Sandras De Courtilz and His Little Book of Lies
- by Thibault Ehrengardt
Last June, an auction sale held by Pierre Ségeron in Poitiers, France, featured an interesting selection of De Courtilz’ hard to find works. A prolific writer, author of Mémoires de D’Artagnan (1700), which inspired Alexandre Dumas for his novel The Three Musketeers, Gaetien de Courtilz, Sieur de Sandras, is an underground legend of French literature, the unwilling precursor of “ historical novels ”. He was, nevertheless, mostly despised in his time – and even afterwards. “ He was born in Paris in 1664, reads the Chaudon & Delandine’s Dictionnaire historique (Lyon, 1804). Once a Captain in the Regiment of Champagne, he went to Holland in 1683 to open a little office of lies (...) As prolific as trivial, he penned many a novels published as histories – thus even more dangerous as he hid his lies behind a screen of truth. Back to France in 1702, he was emprisoned to La Bastille where he remained under close watch for many years, and he did not come out until 1711.”

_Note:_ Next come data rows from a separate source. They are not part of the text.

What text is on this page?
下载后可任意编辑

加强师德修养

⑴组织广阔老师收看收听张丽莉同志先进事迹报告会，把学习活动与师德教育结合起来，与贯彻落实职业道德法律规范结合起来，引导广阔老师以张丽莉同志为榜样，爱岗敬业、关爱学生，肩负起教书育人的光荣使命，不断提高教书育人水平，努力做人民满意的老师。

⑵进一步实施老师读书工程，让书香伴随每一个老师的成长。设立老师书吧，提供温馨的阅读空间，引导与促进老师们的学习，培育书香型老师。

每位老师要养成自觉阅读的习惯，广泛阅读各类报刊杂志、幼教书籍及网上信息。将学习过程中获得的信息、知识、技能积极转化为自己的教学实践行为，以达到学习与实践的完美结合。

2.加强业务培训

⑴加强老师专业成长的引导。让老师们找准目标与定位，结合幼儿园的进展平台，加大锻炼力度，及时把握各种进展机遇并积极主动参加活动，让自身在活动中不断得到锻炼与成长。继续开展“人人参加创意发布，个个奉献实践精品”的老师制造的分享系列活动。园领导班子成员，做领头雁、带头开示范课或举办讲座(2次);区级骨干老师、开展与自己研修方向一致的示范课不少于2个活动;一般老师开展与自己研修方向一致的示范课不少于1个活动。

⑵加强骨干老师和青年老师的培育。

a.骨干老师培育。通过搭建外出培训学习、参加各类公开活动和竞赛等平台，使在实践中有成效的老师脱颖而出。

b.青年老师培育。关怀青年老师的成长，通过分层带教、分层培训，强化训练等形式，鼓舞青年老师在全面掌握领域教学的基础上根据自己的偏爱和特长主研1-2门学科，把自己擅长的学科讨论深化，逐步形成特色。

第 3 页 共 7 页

Louis XIV was very serious about satires. In 1694, for example, a lampoon entitled Scarron apparu à Mme de Maintenon (Scarron appeared to Mme de Maintenon) was anonymously published. It was a very harsh attack against the King and his last wife, Mme de Maintenon, widow of the free-thinker Scarron (author of Le Roman comique, then considered a trivial book). In his Manuel du Libraire, Brunet wrote : “ A companion and a binder, after being put to the question (torture, author’s note), both ordinary and extraordinary, where hung for having published, bound and sold this satire against the King. Two other accused were sent to the galleys, a fifth one was put to the question and almost sent to the gallows before a counter-order was sent, probably obtained by Père Lachaise (the confessor of the King, author’s note) whom the victim was a relative of. ”
A satirical writer, Courtilz surely felt more secure in Holland where he published, in 1683, the brutal La Conduite de la France depuis la paix de Nimègues (The Behaviour of France, since the Peace of Nimègues), “ in which he vomits impostures about his own country ”, reads De Feller’s Dictionnaire Historique (Liège, 1791). The reason he was hated so much is because he was an enemy of the Crown and an alleged Protestant – though he apparently professed Catholicism. “ When Louis XIV (...), motivated by his frenetic bigotry, went too far with the Protestants, Holland welcomed them warmly, wrote Léonce Jeanmart de Brouillant in his Histoire de Pierre Marteau (Quantin, 1888). Despite spying measures and death threats, the most intelligent and active part of the population migrated. Amsterdam granted these expatriates free exercice of their occupation and lent them considerable sums of money. (…) Holland, according to Bayle, had become the great ark of the fugitives.” As a “reformed ” country, Holland nurtured satires against the powerful Catholic congregation of the Jesuites that had gained considerable power in France, and against the most hated King of Europe – or the most feared, as you like it - Louis the Great. Holland and France went to war several times over this period. Satires were considered as weapons, their authors as spies and traitors.